Back in 2008, students at the Ron Clark Academy became overnight celebrities after their politically-themed rendition of T.I.’s “Whatever You Like” attracted milliions of views on YouTube. The students, who penned the song “You Can Vote However You Like” to emphasize that voters should choose a candidate based on their political opinions and not on their race, were famous for their singing, dancing and rhyming skills.
Beneath the surface of this story lies an important lesson that has nothing to do with elections, rapping or YouTube. Ron Clark, winner of a Disney Teacher of the Year Award, sets high expectations for his students – in terms of behavior, academic engagement, global awareness, creativity and post-high school plans. By engaging his students and exposing them to a wide array of experiences and teaching methods, Clark has molded inquisitive, informed, globally aware young citizens.
Ron Clark Academy’s unique, creative, college-focused culture is a model for other schools around the country. The school’s teacher buy-in is exceptional: instructors mold their lesson plans to promote “education, solid values, and a passion for learning” in every subject.
As you watch the YouTube video below, consider the results if this powerful model were implemented across the country. What sort of improvementss would be possible if every school set – and supported – such high expectations and discovered such creative ways to engage their students in interactive learning?
YouTube Student Stars Still Rapping to Learn
By Dana Rosenblatt
ATLANTA, Georgia (CNN)– Seventh graders at Ron Clark Academy became an overnight sensation during the presidential election when their YouTube performance of “You Can Vote However You Like” catapulted them to online stardom.
“The higher the expectations, the higher the results,” says Ron Clark, seen here with his students.

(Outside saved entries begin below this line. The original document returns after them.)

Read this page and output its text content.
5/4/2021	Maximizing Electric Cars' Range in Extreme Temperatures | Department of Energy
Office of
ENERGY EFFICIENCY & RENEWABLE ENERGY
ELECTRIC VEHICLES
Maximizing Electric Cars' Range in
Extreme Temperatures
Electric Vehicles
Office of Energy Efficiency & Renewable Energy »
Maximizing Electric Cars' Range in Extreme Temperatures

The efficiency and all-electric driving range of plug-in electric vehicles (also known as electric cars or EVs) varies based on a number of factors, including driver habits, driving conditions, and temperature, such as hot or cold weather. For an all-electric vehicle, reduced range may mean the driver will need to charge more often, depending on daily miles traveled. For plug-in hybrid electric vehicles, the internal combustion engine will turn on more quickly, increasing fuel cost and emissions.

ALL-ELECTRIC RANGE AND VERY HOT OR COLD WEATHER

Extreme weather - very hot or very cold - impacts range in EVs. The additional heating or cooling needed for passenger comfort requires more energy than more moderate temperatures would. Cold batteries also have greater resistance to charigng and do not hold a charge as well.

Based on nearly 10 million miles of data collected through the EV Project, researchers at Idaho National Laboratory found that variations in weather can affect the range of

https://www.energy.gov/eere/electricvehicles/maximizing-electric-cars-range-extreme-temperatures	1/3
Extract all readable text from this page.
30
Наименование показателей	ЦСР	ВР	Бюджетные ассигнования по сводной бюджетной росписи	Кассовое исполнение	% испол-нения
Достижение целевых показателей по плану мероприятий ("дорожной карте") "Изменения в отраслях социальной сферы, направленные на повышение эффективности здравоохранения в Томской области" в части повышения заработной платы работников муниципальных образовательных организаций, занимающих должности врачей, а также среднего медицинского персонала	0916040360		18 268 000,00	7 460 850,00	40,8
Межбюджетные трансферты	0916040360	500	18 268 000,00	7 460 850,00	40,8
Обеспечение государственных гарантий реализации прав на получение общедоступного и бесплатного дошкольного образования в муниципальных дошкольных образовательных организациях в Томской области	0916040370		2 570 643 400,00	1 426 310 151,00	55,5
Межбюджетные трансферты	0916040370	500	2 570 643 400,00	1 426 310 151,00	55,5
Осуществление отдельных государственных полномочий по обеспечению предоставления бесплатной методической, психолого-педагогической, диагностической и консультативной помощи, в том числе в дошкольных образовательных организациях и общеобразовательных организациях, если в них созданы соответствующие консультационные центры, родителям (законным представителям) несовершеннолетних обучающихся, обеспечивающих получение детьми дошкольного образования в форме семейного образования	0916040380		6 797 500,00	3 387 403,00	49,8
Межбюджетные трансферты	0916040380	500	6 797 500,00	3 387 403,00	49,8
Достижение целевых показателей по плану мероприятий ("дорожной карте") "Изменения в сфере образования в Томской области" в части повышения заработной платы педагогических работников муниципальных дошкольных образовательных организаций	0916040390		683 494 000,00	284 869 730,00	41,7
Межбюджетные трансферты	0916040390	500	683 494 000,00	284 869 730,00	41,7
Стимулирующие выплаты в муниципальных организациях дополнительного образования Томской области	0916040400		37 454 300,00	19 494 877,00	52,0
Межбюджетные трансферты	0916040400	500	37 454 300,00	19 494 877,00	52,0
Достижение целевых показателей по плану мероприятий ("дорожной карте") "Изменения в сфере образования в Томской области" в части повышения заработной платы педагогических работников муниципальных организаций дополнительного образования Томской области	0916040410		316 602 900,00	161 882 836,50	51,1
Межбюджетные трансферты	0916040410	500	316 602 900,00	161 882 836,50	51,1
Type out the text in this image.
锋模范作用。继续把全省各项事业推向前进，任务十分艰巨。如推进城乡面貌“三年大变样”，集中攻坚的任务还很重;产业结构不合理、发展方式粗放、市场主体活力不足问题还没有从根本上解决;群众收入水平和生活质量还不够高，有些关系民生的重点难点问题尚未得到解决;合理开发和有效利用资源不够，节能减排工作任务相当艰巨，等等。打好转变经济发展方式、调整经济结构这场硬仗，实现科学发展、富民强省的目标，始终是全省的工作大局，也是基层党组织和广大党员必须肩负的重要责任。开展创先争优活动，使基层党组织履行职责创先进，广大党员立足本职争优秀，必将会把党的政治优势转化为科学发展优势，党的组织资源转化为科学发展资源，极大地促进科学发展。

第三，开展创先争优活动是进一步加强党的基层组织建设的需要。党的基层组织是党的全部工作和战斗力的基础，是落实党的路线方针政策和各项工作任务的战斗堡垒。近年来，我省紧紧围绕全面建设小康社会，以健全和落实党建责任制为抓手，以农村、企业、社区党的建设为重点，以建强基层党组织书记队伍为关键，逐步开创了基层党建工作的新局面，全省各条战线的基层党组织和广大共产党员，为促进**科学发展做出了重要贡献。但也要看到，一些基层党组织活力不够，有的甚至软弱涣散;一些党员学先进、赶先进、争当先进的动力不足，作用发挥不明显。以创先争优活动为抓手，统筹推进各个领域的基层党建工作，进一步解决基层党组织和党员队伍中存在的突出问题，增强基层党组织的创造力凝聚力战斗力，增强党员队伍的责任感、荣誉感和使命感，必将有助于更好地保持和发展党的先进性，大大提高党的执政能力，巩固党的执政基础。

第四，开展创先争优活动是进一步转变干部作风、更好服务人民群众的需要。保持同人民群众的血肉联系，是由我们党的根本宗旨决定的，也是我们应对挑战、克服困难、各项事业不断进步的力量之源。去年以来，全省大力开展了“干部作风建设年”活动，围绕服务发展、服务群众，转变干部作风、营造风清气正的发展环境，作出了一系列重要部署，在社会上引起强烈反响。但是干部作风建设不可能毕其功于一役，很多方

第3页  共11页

Now, their creative and scholastic talents have proved the students to be more than just “one hit wonders.” Academy students showcased their poetry and writings for CNN’s documentary “Black in America 2,” hosted by Soledad O’Brien.
Cultivating student creativity is just one of the goals of academy founder Ron Clark, an enigmatic educator known for his unconventional teaching methods.
Under his strict tutelage, students at Ron Clark — who are predominantly African-American — are expected to excel in all subjects and maintain a high standard of respect for their peers and teachers.
“I’m teaching an eighth-grade curriculum to fifth-graders,” says Clark. “Some people say my expectations of the kids, academically, is too high, but the higher the expectations, the higher the results.”
But with high academic expectations come an equally high quotient for fun.